After a successful career in New York as a journalist and playwright, novelist Djuna Barnes arrived in Paris in 1919. She became a much-talked-about figure of 1920s Paris, well known among other expatriate writers and a favorite of Natalie Barney’s salon. In 1928, her renown increased with the publication of her openly lesbian book, Ladies Almanack, her literary rendition of the gatherings at Barney’s salon. One of Barnes’s closest friends was the poet, designer, and painter Mina Loy.
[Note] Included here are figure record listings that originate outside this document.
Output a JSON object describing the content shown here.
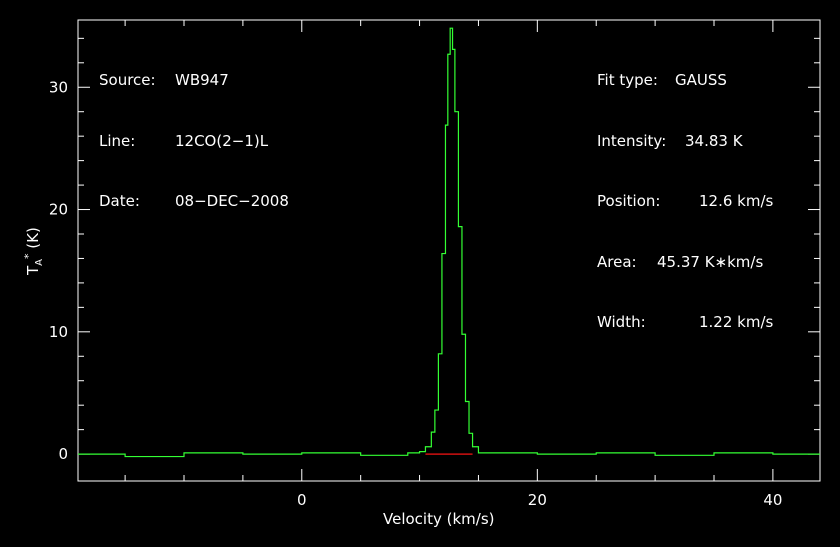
{
  "chart_data": {
    "type": "line",
    "xlabel": "Velocity (km/s)",
    "ylabel": "T_A* (K)",
    "xlim": [
      -19,
      44
    ],
    "ylim": [
      -2.2,
      35.5
    ],
    "x_ticks": [
      0,
      20,
      40
    ],
    "y_ticks": [
      0,
      10,
      20,
      30
    ],
    "grid": false,
    "series": [
      {
        "kind": "spectrum",
        "color": "#33ff33",
        "x": [
          -19,
          -15,
          -10,
          -5,
          0,
          5,
          9,
          10,
          10.5,
          11,
          11.3,
          11.6,
          11.9,
          12.2,
          12.4,
          12.6,
          12.8,
          13.0,
          13.3,
          13.6,
          13.9,
          14.2,
          14.5,
          15,
          20,
          25,
          30,
          35,
          40,
          44
        ],
        "y": [
          0,
          -0.2,
          0.1,
          0.0,
          0.1,
          -0.1,
          0.1,
          0.2,
          0.6,
          1.8,
          3.6,
          8.2,
          16.4,
          26.9,
          32.7,
          34.83,
          33.1,
          28.0,
          18.6,
          9.8,
          4.3,
          1.7,
          0.6,
          0.1,
          0.0,
          0.1,
          -0.1,
          0.1,
          0.0,
          0.0
        ]
      },
      {
        "kind": "baseline",
        "color": "#d01010",
        "x": [
          10.5,
          14.5
        ],
        "y": [
          0,
          0
        ]
      }
    ]
  },
  "info_left": [
    {
      "key": "Source:",
      "value": "WB947"
    },
    {
      "key": "Line:",
      "value": "12CO(2−1)L"
    },
    {
      "key": "Date:",
      "value": "08−DEC−2008"
    }
  ],
  "info_right": [
    {
      "key": "Fit type:",
      "value": "GAUSS"
    },
    {
      "key": "Intensity:",
      "value": "34.83 K"
    },
    {
      "key": "Position:",
      "value": "12.6 km/s"
    },
    {
      "key": "Area:",
      "value": "45.37 K∗km/s"
    },
    {
      "key": "Width:",
      "value": "1.22 km/s"
    }
  ],
  "colors": {
    "background": "#000000",
    "axes": "#ffffff",
    "spectrum": "#33ff33",
    "fit_baseline": "#d01010"
  }
}
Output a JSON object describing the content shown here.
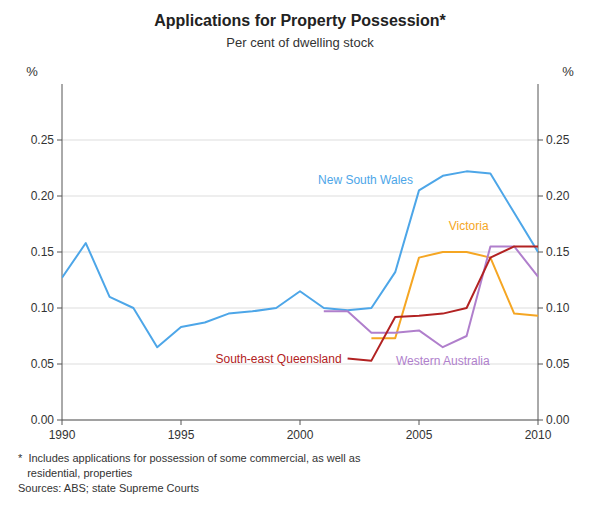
{
  "chart_data": {
    "type": "line",
    "title": "Applications for Property Possession*",
    "subtitle": "Per cent of dwelling stock",
    "footnote": "*  Includes applications for possession of some commercial, as well as\n   residential, properties\nSources: ABS; state Supreme Courts",
    "ylabel": "%",
    "y2label": "%",
    "x": [
      1990,
      1991,
      1992,
      1993,
      1994,
      1995,
      1996,
      1997,
      1998,
      1999,
      2000,
      2001,
      2002,
      2003,
      2004,
      2005,
      2006,
      2007,
      2008,
      2009,
      2010
    ],
    "xlim": [
      1990,
      2010
    ],
    "xticks": [
      1990,
      1995,
      2000,
      2005,
      2010
    ],
    "ylim": [
      0.0,
      0.3
    ],
    "yticks": [
      {
        "value": 0.0,
        "label": "0.00"
      },
      {
        "value": 0.05,
        "label": "0.05"
      },
      {
        "value": 0.1,
        "label": "0.10"
      },
      {
        "value": 0.15,
        "label": "0.15"
      },
      {
        "value": 0.2,
        "label": "0.20"
      },
      {
        "value": 0.25,
        "label": "0.25"
      }
    ],
    "y2lim": [
      0.0,
      0.3
    ],
    "y2ticks": [
      {
        "value": 0.0,
        "label": "0.00"
      },
      {
        "value": 0.05,
        "label": "0.05"
      },
      {
        "value": 0.1,
        "label": "0.10"
      },
      {
        "value": 0.15,
        "label": "0.15"
      },
      {
        "value": 0.2,
        "label": "0.20"
      },
      {
        "value": 0.25,
        "label": "0.25"
      }
    ],
    "grid": true,
    "series": [
      {
        "name": "New South Wales",
        "color": "#4da6e8",
        "values": [
          0.127,
          0.158,
          0.11,
          0.1,
          0.065,
          0.083,
          0.087,
          0.095,
          0.097,
          0.1,
          0.115,
          0.1,
          0.098,
          0.1,
          0.132,
          0.205,
          0.218,
          0.222,
          0.22,
          0.185,
          0.15
        ]
      },
      {
        "name": "Victoria",
        "color": "#f5a623",
        "values": [
          null,
          null,
          null,
          null,
          null,
          null,
          null,
          null,
          null,
          null,
          null,
          null,
          null,
          0.073,
          0.073,
          0.145,
          0.15,
          0.15,
          0.145,
          0.095,
          0.093
        ]
      },
      {
        "name": "Western Australia",
        "color": "#b07fcc",
        "values": [
          null,
          null,
          null,
          null,
          null,
          null,
          null,
          null,
          null,
          null,
          null,
          0.097,
          0.097,
          0.078,
          0.078,
          0.08,
          0.065,
          0.075,
          0.155,
          0.155,
          0.128
        ]
      },
      {
        "name": "South-east Queensland",
        "color": "#b22222",
        "values": [
          null,
          null,
          null,
          null,
          null,
          null,
          null,
          null,
          null,
          null,
          null,
          null,
          0.055,
          0.053,
          0.092,
          0.093,
          0.095,
          0.1,
          0.145,
          0.155,
          0.155
        ]
      }
    ]
  }
}
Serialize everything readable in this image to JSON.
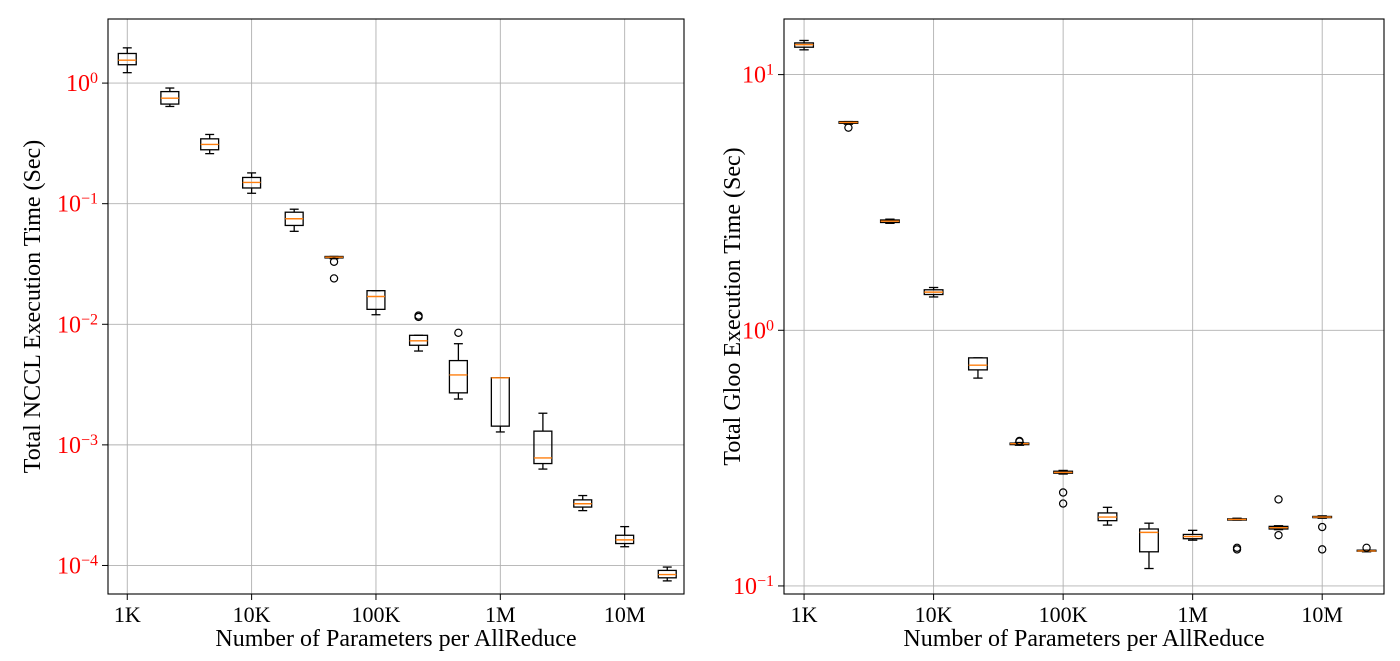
{
  "colors": {
    "grid": "#b0b0b0",
    "axis": "#000000",
    "box": "#000000",
    "median": "#ff7f0e",
    "ytick": "#ff0000",
    "xtick": "#000000"
  },
  "chart_data": [
    {
      "type": "box",
      "xlabel": "Number of Parameters per AllReduce",
      "ylabel": "Total NCCL Execution Time (Sec)",
      "xscale": "log",
      "yscale": "log",
      "grid": true,
      "xlim": [
        700,
        30000000
      ],
      "ylim": [
        5.8e-05,
        3.4
      ],
      "xticks": [
        {
          "value": 1000,
          "label": "1K"
        },
        {
          "value": 10000,
          "label": "10K"
        },
        {
          "value": 100000,
          "label": "100K"
        },
        {
          "value": 1000000,
          "label": "1M"
        },
        {
          "value": 10000000,
          "label": "10M"
        }
      ],
      "yticks": [
        {
          "value": 1,
          "base": "10",
          "exp": "0"
        },
        {
          "value": 0.1,
          "base": "10",
          "exp": "−1"
        },
        {
          "value": 0.01,
          "base": "10",
          "exp": "−2"
        },
        {
          "value": 0.001,
          "base": "10",
          "exp": "−3"
        },
        {
          "value": 0.0001,
          "base": "10",
          "exp": "−4"
        }
      ],
      "boxes": [
        {
          "x": 1000,
          "whislo": 1.22,
          "q1": 1.42,
          "med": 1.55,
          "q3": 1.76,
          "whishi": 1.96,
          "fliers": []
        },
        {
          "x": 2200,
          "whislo": 0.64,
          "q1": 0.67,
          "med": 0.75,
          "q3": 0.85,
          "whishi": 0.91,
          "fliers": []
        },
        {
          "x": 4600,
          "whislo": 0.26,
          "q1": 0.28,
          "med": 0.31,
          "q3": 0.345,
          "whishi": 0.375,
          "fliers": []
        },
        {
          "x": 10000,
          "whislo": 0.122,
          "q1": 0.135,
          "med": 0.15,
          "q3": 0.165,
          "whishi": 0.18,
          "fliers": []
        },
        {
          "x": 22000,
          "whislo": 0.059,
          "q1": 0.066,
          "med": 0.075,
          "q3": 0.085,
          "whishi": 0.09,
          "fliers": []
        },
        {
          "x": 46000,
          "whislo": 0.035,
          "q1": 0.0355,
          "med": 0.036,
          "q3": 0.0365,
          "whishi": 0.0365,
          "fliers": [
            0.033,
            0.024
          ]
        },
        {
          "x": 100000,
          "whislo": 0.012,
          "q1": 0.0133,
          "med": 0.017,
          "q3": 0.019,
          "whishi": 0.019,
          "fliers": []
        },
        {
          "x": 220000,
          "whislo": 0.006,
          "q1": 0.0067,
          "med": 0.0073,
          "q3": 0.0081,
          "whishi": 0.0081,
          "fliers": [
            0.0115,
            0.0118
          ]
        },
        {
          "x": 460000,
          "whislo": 0.0024,
          "q1": 0.0027,
          "med": 0.0038,
          "q3": 0.005,
          "whishi": 0.0069,
          "fliers": [
            0.0085
          ]
        },
        {
          "x": 1000000,
          "whislo": 0.00128,
          "q1": 0.00143,
          "med": 0.0036,
          "q3": 0.0036,
          "whishi": 0.0036,
          "fliers": []
        },
        {
          "x": 2200000,
          "whislo": 0.00063,
          "q1": 0.0007,
          "med": 0.00078,
          "q3": 0.0013,
          "whishi": 0.00183,
          "fliers": []
        },
        {
          "x": 4600000,
          "whislo": 0.000285,
          "q1": 0.000305,
          "med": 0.000325,
          "q3": 0.00035,
          "whishi": 0.00038,
          "fliers": []
        },
        {
          "x": 10000000,
          "whislo": 0.000143,
          "q1": 0.000152,
          "med": 0.000163,
          "q3": 0.000178,
          "whishi": 0.00021,
          "fliers": []
        },
        {
          "x": 22000000,
          "whislo": 7.45e-05,
          "q1": 7.9e-05,
          "med": 8.4e-05,
          "q3": 9.1e-05,
          "whishi": 9.7e-05,
          "fliers": []
        }
      ]
    },
    {
      "type": "box",
      "xlabel": "Number of Parameters per AllReduce",
      "ylabel": "Total Gloo Execution Time (Sec)",
      "xscale": "log",
      "yscale": "log",
      "grid": true,
      "xlim": [
        700,
        30000000
      ],
      "ylim": [
        0.093,
        16.5
      ],
      "xticks": [
        {
          "value": 1000,
          "label": "1K"
        },
        {
          "value": 10000,
          "label": "10K"
        },
        {
          "value": 100000,
          "label": "100K"
        },
        {
          "value": 1000000,
          "label": "1M"
        },
        {
          "value": 10000000,
          "label": "10M"
        }
      ],
      "yticks": [
        {
          "value": 10,
          "base": "10",
          "exp": "1"
        },
        {
          "value": 1,
          "base": "10",
          "exp": "0"
        },
        {
          "value": 0.1,
          "base": "10",
          "exp": "−1"
        }
      ],
      "boxes": [
        {
          "x": 1000,
          "whislo": 12.5,
          "q1": 12.8,
          "med": 13.1,
          "q3": 13.3,
          "whishi": 13.6,
          "fliers": []
        },
        {
          "x": 2200,
          "whislo": 6.4,
          "q1": 6.45,
          "med": 6.5,
          "q3": 6.55,
          "whishi": 6.55,
          "fliers": [
            6.2
          ]
        },
        {
          "x": 4600,
          "whislo": 2.62,
          "q1": 2.64,
          "med": 2.67,
          "q3": 2.7,
          "whishi": 2.72,
          "fliers": []
        },
        {
          "x": 10000,
          "whislo": 1.35,
          "q1": 1.38,
          "med": 1.41,
          "q3": 1.44,
          "whishi": 1.47,
          "fliers": []
        },
        {
          "x": 22000,
          "whislo": 0.65,
          "q1": 0.7,
          "med": 0.73,
          "q3": 0.78,
          "whishi": 0.78,
          "fliers": []
        },
        {
          "x": 46000,
          "whislo": 0.355,
          "q1": 0.357,
          "med": 0.36,
          "q3": 0.362,
          "whishi": 0.364,
          "fliers": [
            0.367,
            0.369
          ]
        },
        {
          "x": 100000,
          "whislo": 0.274,
          "q1": 0.276,
          "med": 0.278,
          "q3": 0.281,
          "whishi": 0.283,
          "fliers": [
            0.232,
            0.21
          ]
        },
        {
          "x": 220000,
          "whislo": 0.173,
          "q1": 0.18,
          "med": 0.186,
          "q3": 0.193,
          "whishi": 0.203,
          "fliers": []
        },
        {
          "x": 460000,
          "whislo": 0.117,
          "q1": 0.136,
          "med": 0.162,
          "q3": 0.167,
          "whishi": 0.176,
          "fliers": []
        },
        {
          "x": 1000000,
          "whislo": 0.151,
          "q1": 0.153,
          "med": 0.156,
          "q3": 0.159,
          "whishi": 0.165,
          "fliers": []
        },
        {
          "x": 2200000,
          "whislo": 0.181,
          "q1": 0.181,
          "med": 0.182,
          "q3": 0.183,
          "whishi": 0.184,
          "fliers": [
            0.141,
            0.139
          ]
        },
        {
          "x": 4600000,
          "whislo": 0.166,
          "q1": 0.167,
          "med": 0.169,
          "q3": 0.171,
          "whishi": 0.172,
          "fliers": [
            0.218,
            0.158
          ]
        },
        {
          "x": 10000000,
          "whislo": 0.184,
          "q1": 0.185,
          "med": 0.186,
          "q3": 0.187,
          "whishi": 0.188,
          "fliers": [
            0.17,
            0.139
          ]
        },
        {
          "x": 22000000,
          "whislo": 0.136,
          "q1": 0.137,
          "med": 0.137,
          "q3": 0.138,
          "whishi": 0.138,
          "fliers": [
            0.141
          ]
        }
      ]
    }
  ]
}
As a young woman, Loy studied painting in Munich and Paris, exhibiting work in the 1905 Salon d’Automne show. In the 1900s, Loy and her husband moved to Florence, where they became frequent guests at Mabel Dodge’s Villa Curonia. American expatriates that Loy met there encouraged her to write and helped her publish her free verse poetry in American magazines. Over the next years, Loy lived in New York and Paris, where she wrote poetry, painted, and designed costumes, theatrical sets, lampshades, and her own inventions. Loy became an enigmatic and admired figure among the literary sets of New York and Paris. Marianne Moore described her in a poem as having “hair, the tails of two / fighting cocks” and with “eyes, flowers of ice and snow,”1 while Djuna Barnes included a character based on Loy in Ladies Almanack – Patience Scalpel, the only heterosexual woman in a lesbian community. Harriet Monroe once wrote of Loy, “Yes, poetry is in this lady whether she writes it or not.”2

1 Marianne Moore, The Complete Poems of Marianne Moore, NY: Macmillan, 1967, pp. 51-2.
2 [Harriet Monroe] “The Editor in France,” Poetry, Nov. 1923, p 95-6.